When it comes to comic book films, and adaptations of comic books to the screen, there are questions about how you adapt certain comic book concepts to the screen, and as cinematic universes get more involved, there is no question that has lingered in the background more than “How do you clean up a cluttered universe?” How do you not only pull a retcon, but a big universe altering one?
Days of Future Past not only attempts to pull such a retcon, but succeeds, by creating a situation where the X-Men films can change course to a new path different from the first 3 films, while still giving credit to where the earlier films worked.
The film very loosely adapts the X-Men storyline of the same title, intercutting between an apocalyptic (lower case) future, where Mutants and their allies have nearly been wiped out by Sentinels and mutant hunting humans. Defeat is only a matter of time. Charles Xavier (Patrick Stewart) and Magneto (Ian McKellen), who are working with resistance groups, come up with a desperate plan to send the mind of a mutant back to the mind of one of their past selves, in order to save the world.
This mutant would have to have their mind sent back to the late 70s, when Bolivar Trask (Peter Dinklage) is assassinated by Mystique (Jennifer Lawrence) – turning him into a martyr for the mutant hunting cause. Kitty Pryde (Ellen Page) has the ability to send the mind back in time, but the strain would be too great for Magneto or Xavier to withstand, so it falls to Wolverine (Hugh Jackman) to go back, rouse Xavier to action, and stop Mystique.
It will be a great task, as in the 70s, the Xavier Institute has been shut down, with Xavier (James MacAvoy) basically having become Achilles in his tent, having dosed himself with Beast’s (Nicholas Holt) mutation suppressant so he can walk, but in the process costing him his powers. Beast himself has effectively become Xavier’s caretaker.

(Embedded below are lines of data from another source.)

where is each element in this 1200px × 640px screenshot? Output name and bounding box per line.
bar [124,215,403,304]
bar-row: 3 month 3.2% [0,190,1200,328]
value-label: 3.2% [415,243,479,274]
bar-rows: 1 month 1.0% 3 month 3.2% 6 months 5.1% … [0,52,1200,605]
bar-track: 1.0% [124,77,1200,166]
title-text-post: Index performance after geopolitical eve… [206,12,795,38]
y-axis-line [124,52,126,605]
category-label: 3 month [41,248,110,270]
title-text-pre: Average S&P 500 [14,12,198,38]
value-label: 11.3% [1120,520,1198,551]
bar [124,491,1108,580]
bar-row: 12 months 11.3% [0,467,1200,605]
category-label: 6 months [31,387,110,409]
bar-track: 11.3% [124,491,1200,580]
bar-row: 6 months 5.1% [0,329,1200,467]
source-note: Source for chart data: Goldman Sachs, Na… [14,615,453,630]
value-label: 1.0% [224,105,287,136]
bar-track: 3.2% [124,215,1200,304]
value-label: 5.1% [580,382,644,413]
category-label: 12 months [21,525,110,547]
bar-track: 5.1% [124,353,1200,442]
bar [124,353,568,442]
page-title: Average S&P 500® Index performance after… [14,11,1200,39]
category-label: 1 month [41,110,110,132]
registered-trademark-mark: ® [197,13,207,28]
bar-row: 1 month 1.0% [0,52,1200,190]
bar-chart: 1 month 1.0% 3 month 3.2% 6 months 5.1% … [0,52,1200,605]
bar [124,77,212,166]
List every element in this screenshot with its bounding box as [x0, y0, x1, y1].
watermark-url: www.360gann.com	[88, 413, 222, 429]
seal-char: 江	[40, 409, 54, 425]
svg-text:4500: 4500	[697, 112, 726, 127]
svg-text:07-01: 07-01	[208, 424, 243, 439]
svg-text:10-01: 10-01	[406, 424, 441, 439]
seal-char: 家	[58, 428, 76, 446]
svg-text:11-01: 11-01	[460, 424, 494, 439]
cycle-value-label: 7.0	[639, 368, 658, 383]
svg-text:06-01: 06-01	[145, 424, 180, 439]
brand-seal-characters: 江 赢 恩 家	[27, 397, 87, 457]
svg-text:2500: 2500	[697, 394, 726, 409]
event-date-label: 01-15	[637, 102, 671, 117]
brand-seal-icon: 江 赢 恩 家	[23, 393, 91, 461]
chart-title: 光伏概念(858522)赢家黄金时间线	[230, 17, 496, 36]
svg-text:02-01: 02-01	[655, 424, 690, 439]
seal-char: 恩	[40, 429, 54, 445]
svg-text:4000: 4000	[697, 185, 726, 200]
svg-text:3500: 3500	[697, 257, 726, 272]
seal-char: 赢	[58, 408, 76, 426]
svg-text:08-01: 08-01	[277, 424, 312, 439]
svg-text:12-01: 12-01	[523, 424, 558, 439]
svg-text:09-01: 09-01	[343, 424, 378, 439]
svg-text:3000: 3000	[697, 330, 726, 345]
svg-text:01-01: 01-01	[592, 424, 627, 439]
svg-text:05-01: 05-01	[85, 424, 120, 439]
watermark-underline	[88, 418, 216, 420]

Xavier is basically written as a defacto junkie who has to get clean in order to save the world through motivating others to action – which sets up the theme of Xavier and Beast’s arc, and the theme of the movie itself – where the conflict focuses on motivating people to embrace their own agency, and to inspire people action without superseding their own agency by commanding them.
As is tradition, 1970s Magneto (Michael Fassbender) represents the other side of this conflict. He seeks to take action, and has no problem cajoling others, pressuring others, or ultimately threatening others to get his way – attempting to shame Xavier through intimidation after being rescued from being imprisoned in the Pentagon, attempting to kill Mystique after her failed assassination attempt, and after he learns about the Sentinel program and Trask’s experiments on the Hellfire Club in between films, attempting to murder not only Trask, but President Nixon and his cabinet live on national television.
Wolverine could have really overpowered this film, particularly considering how much he got shoved into the spotlight in the first three movies. Thankfully, while he is certainly present here, much as with X-Men: First Class, the focus of the plot is on Xavier and Magneto, and their relationship as characters. Wolverine’s role is instead simply to push people in the right direction, and let things take their course. When the climax of the film comes around, Wolverine is combat ineffective and is taken out of action for the film’s last 15-20 minutes.
As far as the film itself fares, Brian Singer has stepped neatly into the X-Universe, and tells this story very well in the process. I did enjoy this film, and in spite of all its flaws, it has motivated me to check out Apocalypse when it comes out on home video, or if it plays at a nearby second run-theater.